自治立法立案の技法私論~自治体法制執務雑感Ver.2

例規審査事務経験のある地方公務員のブログ。https://twitter.com/hotiak1

市長の在任期間に関する条例

米沢市長選 伊藤夢人氏が出馬表明

来年12月の任期満了に伴い行われる米沢市長選挙に、市の参与を務める伊藤夢人(いとう・ゆめと)さんが、きのう(18日)、出馬を表明しました。

 (中略)

なお、現職の中川勝(なかがわ・まさる)市長は、自身の任期を2期8年までとする条例を制定し、勇退が既定路線となっています。

テレビユー山形 2022年12月19日配信

 首長のいわゆる多選自粛条例を制定しても結局自粛をしないという例が多い中、条例の趣旨に沿った対応をすることは好感が持てるところだが、よく見ると、条例では現職(条例制定時)の市長しか対象にしていないとのこと*1。その条例は、次のとおりである。

   米沢市長の在任期間に関する条例(平成28年山形県米沢市条例第3号)

 (目的)

第1条 この条例は、幅広い権限を有する市長の在任期間の上限について定め、もって清新で活力ある市政の運営を目指すことを目的とする。

 (在任期間)

第2条 市長の職にある者は、その職に連続して2任期(地方自治法(昭和22年法律第67号)第140条第1項に規定する任期を1任期として算定する。)を超えて在任しないものとする。

   附 則

 この条例は、公布の日から施行し、同日に市長の職にある者について適用する。

 自分自身しか対象にしないのであれば、あえて条例化する必要はないと思うが、この条例が審議された議会の本会議における常任委員会委員長報告において、次のような発言がなされている。

 次に、『議第12号 米沢市長の在任期間に関する条例の設定について』でありますが、本案は、市長の在任期間の上限について定めようとするものであります。

 なお、委員会として、本案についての説明、答弁のため、議長を通して、市長に出席を求めました。

 本案に対し委員から、地方自治体が条例で多選を制限することは、憲法の規定に抵触しないのかとの質疑があり、当局から、法律上そのような規定がないことから、条例で明確に禁止をうたっているのであれば問題であるが、あくまで自粛という形であるので、法的には問題がないと考えているとの答弁がありました。さらに委員から、ほかの市町村の条例では、「在任しないよう努めるものとする」と表現しているが、あえて「在任しないものとする」としたのはなぜかと質され、市長から、2期8年を選挙公約として訴えてきおり、自分を律するためにも「在任しないものとする」という文言を使用したとの答弁がありました。

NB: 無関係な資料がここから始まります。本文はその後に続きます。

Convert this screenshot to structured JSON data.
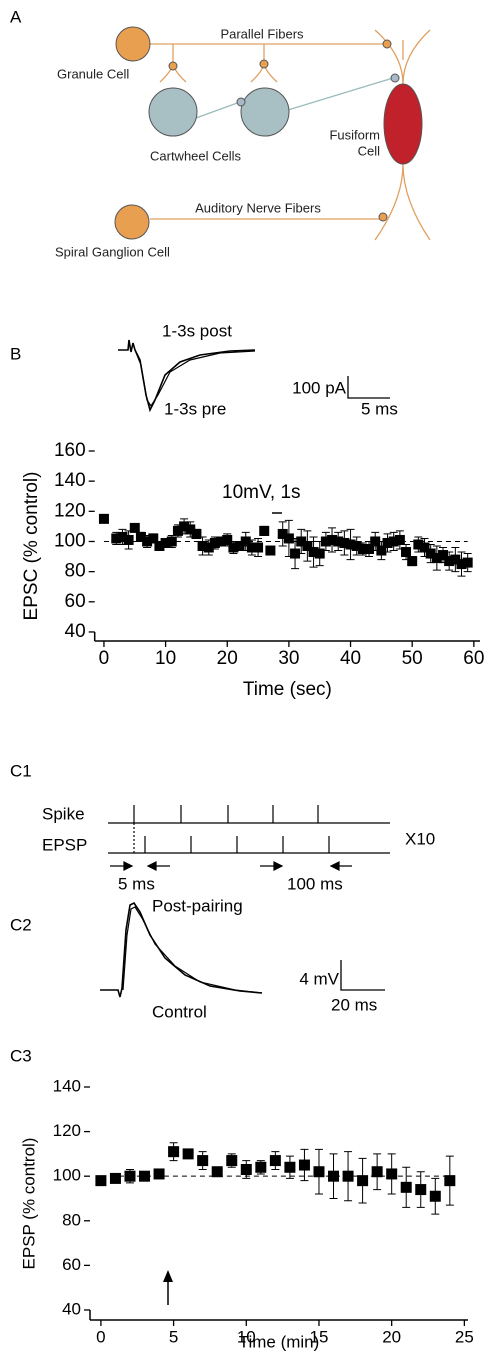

 また委員から、2期8年とした理由について質疑があり、市長から、閉塞感のある米沢を何とか打破したいとの思いで市長選に立候補したが、この期間で産業振興や人口減少に歯止めをかける施策に力を入れても成果が出なければ、市長は何をしているのかとなる。成果を出すためにしっかり取り組みたいとの純粋な考えで2期8年の期間としたとの答弁がありました。さらに委員から、本条例は立候補を制限するものではないため、市民から継続の要望があり、推薦された際は立候補する考えはあるのかと質され、市長から、推薦をいただくことはありがたいことではあるが、その場合はまちづくりの一定の方向性が見え成果も出たと判断し、次の若い人へ受け継いでまいりたいと考えているとの答弁がありました。

 採決に当たっては、法的には任期を制限するという禁止はできず、あくまでも努力規定であることから、この条例は現市長のみに係るものであり、あえて制定しなければならない意義について疑問が残るため反対するとの意見。他自治体で既に施行されているものがあるという状況を踏まえれば、首長としての決意を示すための条例と受けとめ賛成するとの意見に分かれたため、起立による採決を行った結果、賛成多数で可決すべきものと決しました。

平成28年3月米沢市議会定例会・総務文教常任委員会委員長報告平成28年3月24日)

 これを読んでみてもあえて条例化する意義は感じられないところだが、それはともかく、条例において気になる点を3点程挙げておく。

  1.  目的規定は、現職のみ対象とする意図を書くべきであり、書けないのであれば、置くべきではないだろう。
  2.  あくまでも努力規定と考えるのであれば、第2条の「ものとする」はやはり不適当である。
  3.  現職のみ対象とすることについて、附則で適用関係として処理しているが、むしろ第2条を「この条例の施行の際現に市長の職にある者は、……」とする方がよいと思う。

*1:条例制定時の首長に限って対象としている条例は、地方自治研究機構のサイトによると、令和4年9月5日現在で3市存する。